Including the God who mothers. The God who works. And the God who calls all of us to become the people we were created to be: people who give ourselves to work and relationships and service and others.

So I share my struggles here, in this space, with you, because I think it is only in the honest claiming and sharing of our stories that we create a community where diverse decisions and situations can be understood. I stake none of my choices as normative: this is simply the path I carved for myself. But showing the truth of it – the good and the bad – and inviting you to share your own story in turn reveals the many ways in which we are called and create our life out of our many calls.

One wish I have is for better language to share our stories.

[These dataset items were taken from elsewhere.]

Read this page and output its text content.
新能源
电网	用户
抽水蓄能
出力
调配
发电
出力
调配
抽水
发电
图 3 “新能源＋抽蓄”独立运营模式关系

No “stay-at-home mom” lounges in the comfort of her couch all day, and all moms are “working mothers.” Women are called and gifted to serve the world in a myriad of vocations and professions. And it is the goodness of the work we are each called to do that makes our sacrifices “worth it” in the broadest sense.

So how could we more truthfully and creatively share the stories of the work we do as parents: inside and outside the home, paid and unpaid, for our children and for others? And how might this help us to tell God’s story better, too?

Where do you live in this tension?

How is your parenting shaped by compromise or conflict?

How do you embrace the choices you’ve made?